L'intégration des zones humides dans la trame bleue, la généralisation des bandes enherbées, le lancement d'un programme de prévention contre les algues vertes, la protection des captages d'eau prioritaires, l'encadrement du conseil et de la vente des produits phytopharmaceutiques, le vote de la loi Grenelle II, « boîte à outils » du Grenelle I, contient de nombreuses mesures relatives à l'eau. La plupart étaient attendues et aucune ne constitue de réelle surprise.
C'est dans le domaine de la gouvernance, que l'impact du texte sera le plus important avec notamment la possibilité pour les établissements publics territoriaux de bassin (EPTB) créés après l'adoption de la loi, ainsi qu'à ceux issus de la procédure de reconnaissance prévue par l'arrêté du 7 février 2005, de mettre en œuvre les Sage, en les dotant des ressources financières nécessaires par le biais d'une redevance recouvrée puis reversée par les agences de l'eau. Les EPTB deviennent ainsi des acteurs de référence dans la gestion de l'eau.

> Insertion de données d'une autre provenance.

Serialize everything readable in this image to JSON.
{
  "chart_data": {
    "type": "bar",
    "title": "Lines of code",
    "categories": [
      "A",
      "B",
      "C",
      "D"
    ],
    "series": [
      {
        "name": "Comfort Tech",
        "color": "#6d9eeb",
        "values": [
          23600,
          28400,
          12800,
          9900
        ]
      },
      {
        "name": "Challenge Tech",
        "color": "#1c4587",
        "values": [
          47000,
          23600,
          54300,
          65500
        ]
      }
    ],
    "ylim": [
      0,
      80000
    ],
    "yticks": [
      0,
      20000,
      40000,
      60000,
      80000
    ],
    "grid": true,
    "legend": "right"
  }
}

Le texte introduit également de nouvelles obligations pour les exploitants de réseaux d'eau potable (art. 161) : « Lorsque le taux de perte en eau du réseau s'avère supérieur à un taux fixé par décret selon les caractéristiques du service et de la ressource, les services publics de distribution d'eau établissent, avant la fin du second exercice suivant l'exercice pour lequel le dépassement a été constaté, un plan d'actions comprenant s'il y a lieu un projet de programme pluriannuel de travaux d'amélioration du réseau ».
Les exploitants devront établir un schéma d'assainissement collectif comprenant, avant la fin de l'année 2013, un descriptif détaillé des ouvrages de collecte et de transport des eaux usées. Ce descriptif devra ensuite être périodiquement mis à jour pour prendre en compte les travaux réalisés sur ces ouvrages. L'article 161 met également en place des incitations financières à la réduction des pertes d'eau en réseau, sous la forme de sanctions mais aussi d'aides financières.
A noter que l'article qui instituait la création d'un service unique de l'assainissement collectif et non collectif a été retiré, le Sénat ayant estimé que cela relevait d'une proposition de loi.
Enfin, dans le domaine des eaux pluviales, la loi (art. 164) accorde la possibilité pour les établissements recevant du public, de réutiliser les eaux pluviales pour l'alimentation des toilettes, le lavage des sols et du linge. Cette utilisation devra toutefois faire l'objet d'une déclaration préalable au maire de la commune concernée.
Le texte accorde également aux communes ou à leur groupement (art. 165), la possibilité d'instituer une taxe annuelle pour la gestion des eaux pluviales urbaines. Cette taxe sera due par les propriétaires des terrains et des voiries situés dans une zone urbaine ou à urbaniser du fait de leur classement par un plan local d'urbanisme ou par un document en tenant lieu, ou dans une zone constructible délimitée par une carte communale.